The SSE also aims to provide a network through which CSOs speak with one voice on priority issues. This should translate into improved impact for the final beneficiaries.

In sum then the exchange has four results in mind:

  • Supporting specific implementing CSOs in a narrowly targeted manner to solve priority problems.
  • Capturing, writing up and disseminating lessons learned and innovative practices, leading to cumulative learning and positive feedback across the CSO network.
  • Encouraging civil society dialogue and raising the collective voice of the dispossessed and marginalised.
  • Increasing evidence-based understanding of the CSO sector.

Seriti is undertaking a self-funded proof of concept of the SSE. This testing phase started with an open call inviting potential beneficiary organisations to apply for an in-kind funded package of support services to be provided through the SSE. We received a total of 105 applications.

Analysing the applications has already given us insights into the sector and its needs. For example, it is clear that support is needed mainly in project management, finance, and operations, irrespective of the annual turnover of the organisation.

Most organisations do not raise the need for monitoring and evaluation (M&E) until they reach a higher level of turnover, for example R10-million. This suggests that the SSE could help most CSOs by showing how important it is to prioritise these kinds of systems from the start. Several organisations have asked for support in social media and marketing, and we have conceptualised a low-cost support strategy, as Seriti has strong in-house expertise in this area. For some CSOs, we are putting together a more comprehensive package of support than others, as organisational contexts vary.

In a nutshell some organisations need support in a wider number of areas, while others have a clear sense of the one or two priority areas they need support in e.g. social media and marketing. Also more comprehensive support would combine several approaches e.g. mentorship for the leader of the organisation; technical support on systems design and implementation; and a training workshop for the team implementing and managing the system.

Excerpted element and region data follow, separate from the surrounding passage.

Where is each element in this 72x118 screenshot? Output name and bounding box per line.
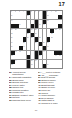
cell-number: 27 [35, 33, 36, 34]
clue-text: Not him [12, 96, 35, 98]
cell-number: 54 [47, 64, 48, 65]
cell-number: 43 [19, 51, 20, 52]
clue-item: 28Garden tool [9, 86, 35, 88]
cell-number: 24 [59, 29, 60, 30]
cell-number: 34 [11, 42, 12, 43]
cell-number: 46 [39, 55, 40, 56]
crossword-grid: 1234567891011121314151617181920212223242… [10, 10, 63, 69]
cell-number: 3 [19, 11, 20, 12]
cell-number: 17 [39, 24, 40, 25]
clue-item: 25Strong wind [9, 78, 35, 80]
cell-number: 51 [35, 60, 36, 61]
cell-number: 32 [39, 37, 40, 38]
cell-number: 49 [15, 60, 16, 61]
clue-text: Comes to a close [41, 101, 64, 103]
cell-number: 5 [31, 11, 32, 12]
clue-text: Strong wind [12, 78, 35, 80]
cell-number: 29 [11, 37, 12, 38]
cell-number: 33 [51, 37, 52, 38]
clue-text: Frozen water [12, 83, 35, 85]
cell-number: 21 [31, 29, 32, 30]
cell-number: 35 [23, 42, 24, 43]
cell-number: 36 [35, 42, 36, 43]
cell-number: 19 [11, 29, 12, 30]
clue-text: Ancient Greek marketplace [12, 71, 35, 76]
cell-number: 2 [15, 11, 16, 12]
grid-cell[interactable] [58, 64, 62, 68]
clue-item: 22Ancient Greek marketplace [9, 71, 35, 76]
cell-number: 28 [51, 33, 52, 34]
cell-number: 23 [55, 29, 56, 30]
cell-number: 6 [35, 11, 36, 12]
clue-item: 31Birthday dessert, often [9, 93, 35, 95]
clue-text: Sunrise direction [12, 81, 35, 83]
cell-number: 30 [27, 37, 28, 38]
cell-number: 47 [55, 55, 56, 56]
cell-number: 10 [55, 11, 56, 12]
cell-number: 8 [47, 11, 48, 12]
clue-text: Garden tool [12, 86, 35, 88]
cell-number: 11 [11, 15, 12, 16]
cell-number: 1 [11, 11, 12, 12]
puzzle-number: 17 [58, 1, 65, 7]
cell-number: 22 [35, 29, 36, 30]
clue-item: 30Knight's title [9, 91, 35, 93]
cell-number: 41 [47, 46, 48, 47]
cell-number: 42 [15, 51, 16, 52]
clue-text: Railroad track piece [12, 99, 35, 101]
cell-number: 31 [31, 37, 32, 38]
clue-item: 24Chocolate substitute [9, 75, 35, 77]
cell-number: 44 [43, 51, 44, 52]
cell-number: 50 [31, 60, 32, 61]
cell-number: 45 [11, 55, 12, 56]
puzzle-page: 17 1234567891011121314151617181920212223… [0, 0, 72, 118]
cell-number: 18 [43, 24, 44, 25]
cell-number: 4 [23, 11, 24, 12]
cell-number: 7 [39, 11, 40, 12]
clue-item: 47Comes to a close [38, 101, 64, 103]
clues-left-column: 22Ancient Greek marketplace24Chocolate s… [9, 71, 35, 109]
cell-number: 40 [23, 46, 24, 47]
clue-text: Birthday dessert, often [12, 93, 35, 95]
clue-text: Knight's title [12, 91, 35, 93]
cell-number: 16 [19, 24, 20, 25]
cell-number: 37 [43, 42, 44, 43]
page-footer-number: 17 [0, 109, 72, 111]
cell-number: 39 [11, 46, 12, 47]
cell-number: 53 [31, 64, 32, 65]
cell-number: 14 [11, 20, 12, 21]
cell-number: 13 [47, 15, 48, 16]
cell-number: 48 [59, 55, 60, 56]
clue-text: Morning moisture [12, 88, 35, 90]
cell-number: 25 [11, 33, 12, 34]
cell-number: 9 [51, 11, 52, 12]
clue-item: 26Sunrise direction [9, 81, 35, 83]
cell-number: 52 [11, 64, 12, 65]
clue-text: Chocolate substitute [12, 75, 35, 77]
clue-item: 33Railroad track piece [9, 99, 35, 101]
cell-number: 12 [27, 15, 28, 16]
clues-right-column: 34"___ port in a storm"35"To ___ is huma… [38, 71, 64, 109]
cell-number: 20 [15, 29, 16, 30]
cell-number: 38 [47, 42, 48, 43]
clue-item: 27Frozen water [9, 83, 35, 85]
clue-item: 32Not him [9, 96, 35, 98]
clue-item: 29Morning moisture [9, 88, 35, 90]
cell-number: 15 [47, 20, 48, 21]
cell-number: 26 [27, 33, 28, 34]
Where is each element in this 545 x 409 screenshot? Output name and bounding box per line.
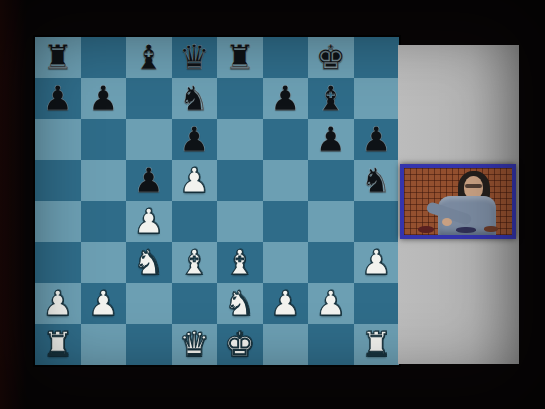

Seriti is now looking for funding to fully develop the exchange, which will mean greater reach so there is support for more implementing CSOs. In turn, this evidence-based demonstration of what can be achieved if non-profits are aided through process facilitation and skills transfer may unlock social investment finance in this area. This will make the non-profit sector more effective in implementing projects for maximum impact and support the rationale for the continued existence of networks of support.

If South Africa is to solve its interlocking problems of poverty, inequality and unemployment, civil society has to work more effectively and efficiently, and the exchange promises to help this crucial change.